Итак, в нашем решении нет и тени неуважения к закону или ко власти, которою облечен министр внутренних дел, и говорить, что мы колеблем учреждения, что мы подаем пример неповиновения законам и действуем в революционном духе, ничуть не лучше, чем утверждать, что русский патриотизм есть пагуба для России. Какой закон и какое учреждение мы поколебали? Если дело идет об установленной у нас системе министерских предостережений, то она не только не теряет своей силы и значения вследствие нашего решения, но, напротив, служит лишь к обнаружению, какую силу могут иметь министерские предостережения. В данном случае предостережение было равносильно немедленному запрещению издания, если бы закон не давал возможности продолжаться ему еще три месяца, подвергая, однако же, каждый выходящий нумер штрафу. Вопрос может идти не о том, не поколебали ли мы закона или установленного учреждения, а только о том, следовало ли исполнителям закона дать ему то применение, которое они дали, и правильно ли, согласно ли с общими интересами и требованиями справедливости воспользовались они тем орудием, которое закон дал им в руки? Вопрос этот заслуживал бы полного внимания, если не имеется в виду подавлять те издания, которые смотрят серьезно на свое призвание, а равно и на меры правительственных установлений.
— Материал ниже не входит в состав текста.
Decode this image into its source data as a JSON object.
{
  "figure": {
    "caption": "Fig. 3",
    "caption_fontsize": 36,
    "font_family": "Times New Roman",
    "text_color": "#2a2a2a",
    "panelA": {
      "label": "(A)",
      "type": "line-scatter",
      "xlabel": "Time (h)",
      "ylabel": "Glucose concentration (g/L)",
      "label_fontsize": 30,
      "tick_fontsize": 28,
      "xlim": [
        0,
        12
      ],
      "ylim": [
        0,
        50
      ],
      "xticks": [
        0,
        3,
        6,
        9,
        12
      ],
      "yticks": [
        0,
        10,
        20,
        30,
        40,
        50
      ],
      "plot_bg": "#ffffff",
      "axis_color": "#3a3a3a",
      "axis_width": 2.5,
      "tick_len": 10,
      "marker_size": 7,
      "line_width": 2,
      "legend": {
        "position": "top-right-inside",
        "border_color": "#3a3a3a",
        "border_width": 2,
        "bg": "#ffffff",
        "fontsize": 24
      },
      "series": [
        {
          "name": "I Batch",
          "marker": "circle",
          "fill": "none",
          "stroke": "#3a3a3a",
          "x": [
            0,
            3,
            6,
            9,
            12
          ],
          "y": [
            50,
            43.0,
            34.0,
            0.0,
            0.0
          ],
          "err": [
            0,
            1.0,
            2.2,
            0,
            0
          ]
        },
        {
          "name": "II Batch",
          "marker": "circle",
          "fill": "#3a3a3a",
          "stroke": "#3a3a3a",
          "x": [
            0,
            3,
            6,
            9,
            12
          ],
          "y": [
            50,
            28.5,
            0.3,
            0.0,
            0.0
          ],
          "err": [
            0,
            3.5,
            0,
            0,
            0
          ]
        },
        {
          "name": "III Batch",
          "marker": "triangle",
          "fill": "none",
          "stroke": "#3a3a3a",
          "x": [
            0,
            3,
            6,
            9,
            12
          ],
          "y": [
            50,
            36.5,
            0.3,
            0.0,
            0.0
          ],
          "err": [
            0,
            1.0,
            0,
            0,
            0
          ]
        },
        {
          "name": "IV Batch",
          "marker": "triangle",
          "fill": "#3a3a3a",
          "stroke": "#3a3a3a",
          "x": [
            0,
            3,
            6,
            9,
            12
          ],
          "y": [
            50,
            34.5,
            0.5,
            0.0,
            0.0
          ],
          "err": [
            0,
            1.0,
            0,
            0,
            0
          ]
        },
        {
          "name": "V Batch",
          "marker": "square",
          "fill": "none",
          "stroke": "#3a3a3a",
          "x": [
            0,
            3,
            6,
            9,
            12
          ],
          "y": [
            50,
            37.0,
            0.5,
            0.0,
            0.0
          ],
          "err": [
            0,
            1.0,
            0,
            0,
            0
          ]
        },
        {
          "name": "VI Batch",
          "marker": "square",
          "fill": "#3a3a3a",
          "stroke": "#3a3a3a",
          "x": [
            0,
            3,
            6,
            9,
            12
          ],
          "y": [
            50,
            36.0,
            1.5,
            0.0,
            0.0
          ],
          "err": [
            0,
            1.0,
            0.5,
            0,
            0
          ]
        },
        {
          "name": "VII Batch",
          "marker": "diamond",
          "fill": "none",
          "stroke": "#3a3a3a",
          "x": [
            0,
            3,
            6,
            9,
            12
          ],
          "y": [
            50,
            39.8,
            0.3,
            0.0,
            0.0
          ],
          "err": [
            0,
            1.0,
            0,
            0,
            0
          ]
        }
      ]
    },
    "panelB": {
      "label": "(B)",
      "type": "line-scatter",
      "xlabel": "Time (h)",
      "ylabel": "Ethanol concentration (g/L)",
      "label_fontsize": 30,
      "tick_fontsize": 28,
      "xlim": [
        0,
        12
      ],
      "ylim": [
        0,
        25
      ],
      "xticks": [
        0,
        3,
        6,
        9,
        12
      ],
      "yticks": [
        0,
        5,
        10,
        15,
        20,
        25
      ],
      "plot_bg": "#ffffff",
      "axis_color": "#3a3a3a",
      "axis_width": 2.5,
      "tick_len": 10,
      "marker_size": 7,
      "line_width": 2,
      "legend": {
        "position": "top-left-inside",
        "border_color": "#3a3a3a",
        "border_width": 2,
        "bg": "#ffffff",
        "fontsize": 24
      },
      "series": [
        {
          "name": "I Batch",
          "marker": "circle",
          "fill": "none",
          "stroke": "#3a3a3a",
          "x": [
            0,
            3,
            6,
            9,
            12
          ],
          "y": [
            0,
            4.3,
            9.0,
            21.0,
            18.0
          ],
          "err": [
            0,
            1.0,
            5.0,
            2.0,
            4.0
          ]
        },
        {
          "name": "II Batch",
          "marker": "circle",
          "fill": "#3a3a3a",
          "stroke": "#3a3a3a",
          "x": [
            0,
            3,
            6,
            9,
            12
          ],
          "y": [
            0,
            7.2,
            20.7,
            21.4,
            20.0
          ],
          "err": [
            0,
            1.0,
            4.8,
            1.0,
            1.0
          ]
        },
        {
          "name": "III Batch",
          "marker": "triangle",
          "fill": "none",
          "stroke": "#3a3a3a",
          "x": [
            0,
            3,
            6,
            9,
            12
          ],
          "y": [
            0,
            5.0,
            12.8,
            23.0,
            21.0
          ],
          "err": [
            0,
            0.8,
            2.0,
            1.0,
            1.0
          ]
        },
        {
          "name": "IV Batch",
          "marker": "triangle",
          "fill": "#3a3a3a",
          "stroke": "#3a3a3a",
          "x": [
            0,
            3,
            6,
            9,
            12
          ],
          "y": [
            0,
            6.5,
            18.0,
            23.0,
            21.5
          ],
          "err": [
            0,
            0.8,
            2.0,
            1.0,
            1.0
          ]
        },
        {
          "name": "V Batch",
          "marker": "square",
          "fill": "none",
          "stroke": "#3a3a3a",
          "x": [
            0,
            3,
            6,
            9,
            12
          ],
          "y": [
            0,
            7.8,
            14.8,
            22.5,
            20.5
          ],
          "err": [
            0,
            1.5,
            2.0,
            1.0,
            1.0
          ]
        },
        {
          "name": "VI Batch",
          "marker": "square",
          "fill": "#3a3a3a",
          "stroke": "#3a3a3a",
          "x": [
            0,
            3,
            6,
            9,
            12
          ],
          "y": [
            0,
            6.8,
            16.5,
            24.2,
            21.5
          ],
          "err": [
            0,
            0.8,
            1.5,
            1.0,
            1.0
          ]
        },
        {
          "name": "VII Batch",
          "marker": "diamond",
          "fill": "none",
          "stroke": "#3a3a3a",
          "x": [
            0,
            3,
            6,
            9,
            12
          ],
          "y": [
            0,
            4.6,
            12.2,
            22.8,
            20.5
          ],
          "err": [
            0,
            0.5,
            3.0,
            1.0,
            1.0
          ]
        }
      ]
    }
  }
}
Достойные уважения юристы полагают, что мы имеем право обжаловать судебным порядком распоряжение г. министра. Решимся ли мы этим правом воспользоваться или нет и возможно ли нам было бы или нет после судебного процесса с министром внутренних дел продолжать издание под его административным надзором, во всяком случае, и для решения юридического вопроса, и для ведения самого дела нужно немалое время. Итак, даже в том случае, если б оказалось возможным разрешить наше дело судебным порядком, обнаружилась бы благодетельная сторона статьи 33-й, которая при всей своей строгости дает возможность продолжать издание в течение трехмесячного срока по объявлении не принятого предостережения.
Впервые опубликовано: ‘Московские Ведомости’. 1866. 4 мая. No 95.